To better understand the Church laws and judicial processes involved in cases such as this, CNA sought the expertise of Father Gerald E. Murray, a canon lawyer and the pastor of Holy Family Church in New York City who is a regular contributor to EWTN’s “The World Over with Raymond Arroyo.”
What is the typical process for these types of accusations?
Ordinarily, it is the responsibility of the bishop of the diocese in which the accused priest is incardinated to investigate accusations of “blasphemous communications on social media” and “persistent disobedience of lawful instructions of his diocesan bishop,” which are the two reasons given for Father Pavone’s dismissal from the clerical state in a communication sent to the bishops of the United States by Archbishop Pierre.
The diocesan bishop, if he finds that a priest is guilty of such offenses, would then refer the matter to the Holy See if he judged that the penalty of removal from the clerical state was the appropriate punishment. The diocesan bishop cannot on his own authority dismiss a priest of his diocese from the clerical state.
Furthermore, the Code of Canon Law does not state that the possible penalties for these two offenses include dismissal from the clerical state.

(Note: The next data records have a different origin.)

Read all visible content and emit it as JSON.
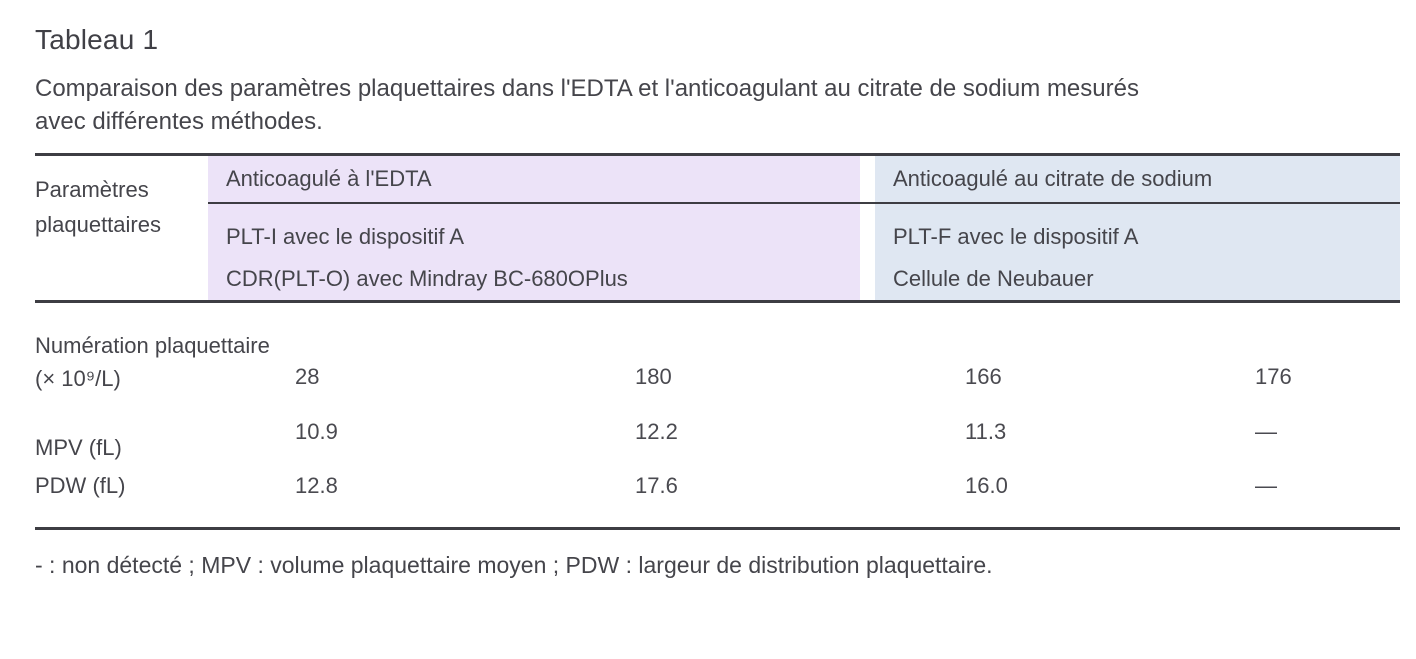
{
  "page": {
    "title": "Tableau 1",
    "subtitle_line1": "Comparaison des paramètres plaquettaires dans l'EDTA et l'anticoagulant au citrate de sodium mesurés",
    "subtitle_line2": "avec différentes méthodes."
  },
  "colors": {
    "edta_bg": "#ece3f8",
    "citrate_bg": "#dfe7f2",
    "rule": "#3d3d43",
    "text": "#45454b"
  },
  "table": {
    "row_header": "Paramètres plaquettaires",
    "groups": [
      {
        "label": "Anticoagulé à l'EDTA",
        "methods": [
          "PLT-I avec le dispositif A",
          "CDR(PLT-O) avec Mindray BC-680OPlus"
        ]
      },
      {
        "label": "Anticoagulé au citrate de sodium",
        "methods": [
          "PLT-F avec le dispositif A",
          "Cellule de Neubauer"
        ]
      }
    ],
    "rows": [
      {
        "label": "Numération plaquettaire (× 10⁹/L)",
        "values": [
          "28",
          "180",
          "166",
          "176"
        ]
      },
      {
        "label": "MPV (fL)",
        "values": [
          "10.9",
          "12.2",
          "11.3",
          "—"
        ]
      },
      {
        "label": "PDW (fL)",
        "values": [
          "12.8",
          "17.6",
          "16.0",
          "—"
        ]
      }
    ],
    "footnote": "- : non détecté ; MPV : volume plaquettaire moyen ; PDW : largeur de distribution plaquettaire."
  },
  "chart_data": {
    "type": "table",
    "title": "Tableau 1 — Comparaison des paramètres plaquettaires dans l'EDTA et l'anticoagulant au citrate de sodium mesurés avec différentes méthodes.",
    "column_groups": [
      "Anticoagulé à l'EDTA",
      "Anticoagulé à l'EDTA",
      "Anticoagulé au citrate de sodium",
      "Anticoagulé au citrate de sodium"
    ],
    "columns": [
      "PLT-I avec le dispositif A",
      "CDR(PLT-O) avec Mindray BC-680OPlus",
      "PLT-F avec le dispositif A",
      "Cellule de Neubauer"
    ],
    "row_labels": [
      "Numération plaquettaire (× 10⁹/L)",
      "MPV (fL)",
      "PDW (fL)"
    ],
    "values": [
      [
        28,
        180,
        166,
        176
      ],
      [
        10.9,
        12.2,
        11.3,
        null
      ],
      [
        12.8,
        17.6,
        16.0,
        null
      ]
    ]
  }
}
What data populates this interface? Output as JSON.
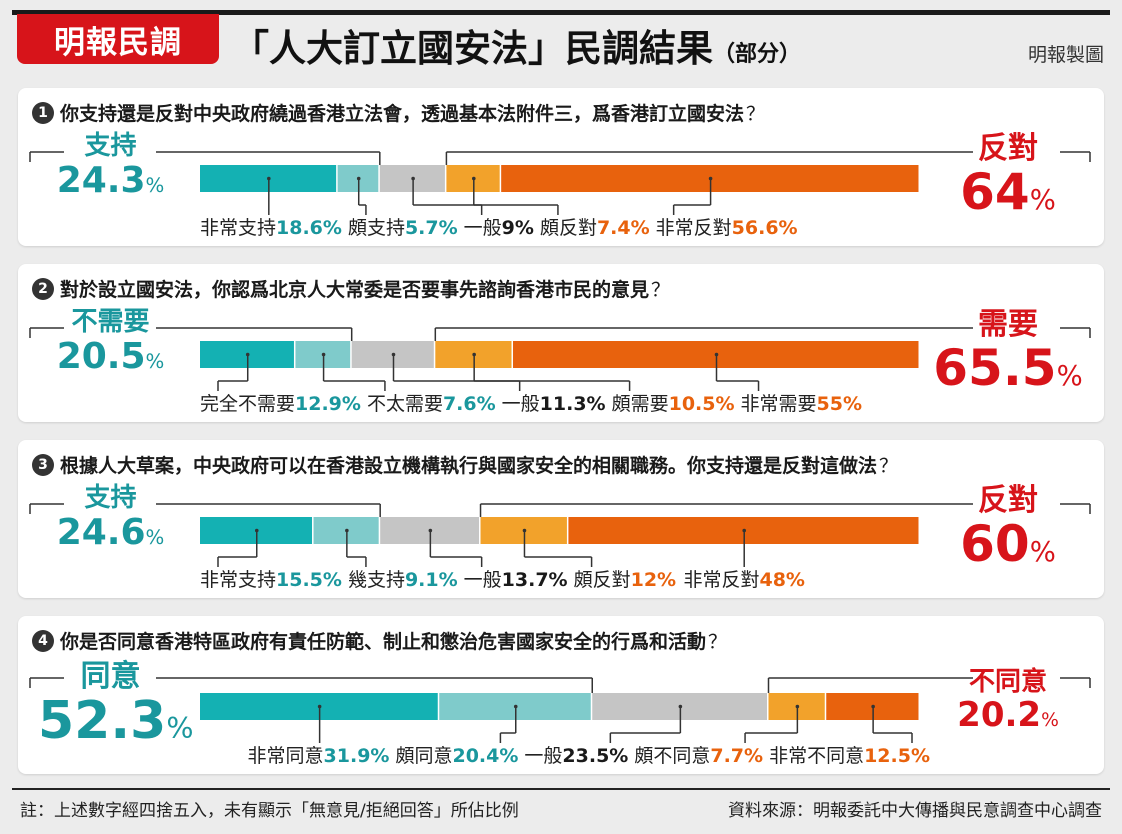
{
  "header": {
    "brand": "明報民調",
    "title": "「人大訂立國安法」民調結果",
    "title_sub": "（部分）",
    "maker": "明報製圖"
  },
  "footer": {
    "note": "註：上述數字經四捨五入，未有顯示「無意見/拒絕回答」所佔比例",
    "source": "資料來源：明報委託中大傳播與民意調查中心調查"
  },
  "colors": {
    "strong_positive": "#14b1b3",
    "positive": "#7fcbcb",
    "neutral": "#c5c5c5",
    "negative": "#f2a22b",
    "strong_negative": "#e8620d",
    "teal_text": "#1a979d",
    "red_text": "#d7141a",
    "orange_text": "#e8620d"
  },
  "chart_data": [
    {
      "type": "bar",
      "number": "1",
      "question": "你支持還是反對中央政府繞過香港立法會，透過基本法附件三，爲香港訂立國安法",
      "question_mark": "？",
      "left_summary": {
        "label": "支持",
        "value": "24.3",
        "unit": "%"
      },
      "right_summary": {
        "label": "反對",
        "value": "64",
        "unit": "%"
      },
      "categories": [
        "非常支持",
        "頗支持",
        "一般",
        "頗反對",
        "非常反對"
      ],
      "values": [
        18.6,
        5.7,
        9,
        7.4,
        56.6
      ],
      "value_labels": [
        "18.6%",
        "5.7%",
        "9%",
        "7.4%",
        "56.6%"
      ]
    },
    {
      "type": "bar",
      "number": "2",
      "question": "對於設立國安法，你認爲北京人大常委是否要事先諮詢香港市民的意見",
      "question_mark": "？",
      "left_summary": {
        "label": "不需要",
        "value": "20.5",
        "unit": "%"
      },
      "right_summary": {
        "label": "需要",
        "value": "65.5",
        "unit": "%"
      },
      "categories": [
        "完全不需要",
        "不太需要",
        "一般",
        "頗需要",
        "非常需要"
      ],
      "values": [
        12.9,
        7.6,
        11.3,
        10.5,
        55
      ],
      "value_labels": [
        "12.9%",
        "7.6%",
        "11.3%",
        "10.5%",
        "55%"
      ]
    },
    {
      "type": "bar",
      "number": "3",
      "question": "根據人大草案，中央政府可以在香港設立機構執行與國家安全的相關職務。你支持還是反對這做法",
      "question_mark": "？",
      "left_summary": {
        "label": "支持",
        "value": "24.6",
        "unit": "%"
      },
      "right_summary": {
        "label": "反對",
        "value": "60",
        "unit": "%"
      },
      "categories": [
        "非常支持",
        "幾支持",
        "一般",
        "頗反對",
        "非常反對"
      ],
      "values": [
        15.5,
        9.1,
        13.7,
        12,
        48
      ],
      "value_labels": [
        "15.5%",
        "9.1%",
        "13.7%",
        "12%",
        "48%"
      ]
    },
    {
      "type": "bar",
      "number": "4",
      "question": "你是否同意香港特區政府有責任防範、制止和懲治危害國家安全的行爲和活動",
      "question_mark": "？",
      "left_summary": {
        "label": "同意",
        "value": "52.3",
        "unit": "%"
      },
      "right_summary": {
        "label": "不同意",
        "value": "20.2",
        "unit": "%"
      },
      "categories": [
        "非常同意",
        "頗同意",
        "一般",
        "頗不同意",
        "非常不同意"
      ],
      "values": [
        31.9,
        20.4,
        23.5,
        7.7,
        12.5
      ],
      "value_labels": [
        "31.9%",
        "20.4%",
        "23.5%",
        "7.7%",
        "12.5%"
      ]
    }
  ]
}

Canon 1368 states that a person who utters blasphemy is to be “punished with a just penalty.” Canon 1371 states that “a person who does not obey the lawful command” of his Ordinary “and after being warned, persists in disobedience, is to be punished, according to the gravity of the case, with a censure or deprivation of office or with other penalties mentioned in can 1336, 2-4.” Canon 1336, 5, which is not included in the scope of punishments for a violation of canon 1371, mentions dismissal from the clerical state.
Thus, imposing dismissal from the clerical state for these offenses would require what happened in this case, that is, the issuance of what Archbishop Christophe Pierre (the apostolic nuncio to the United States) identified as a “Supreme Decision admitting of no possibility of appeal.” Only the Pope, who enjoys “full and supreme power in the Church” (canon 332, 1), can issue such a decision against which there is no possible appeal.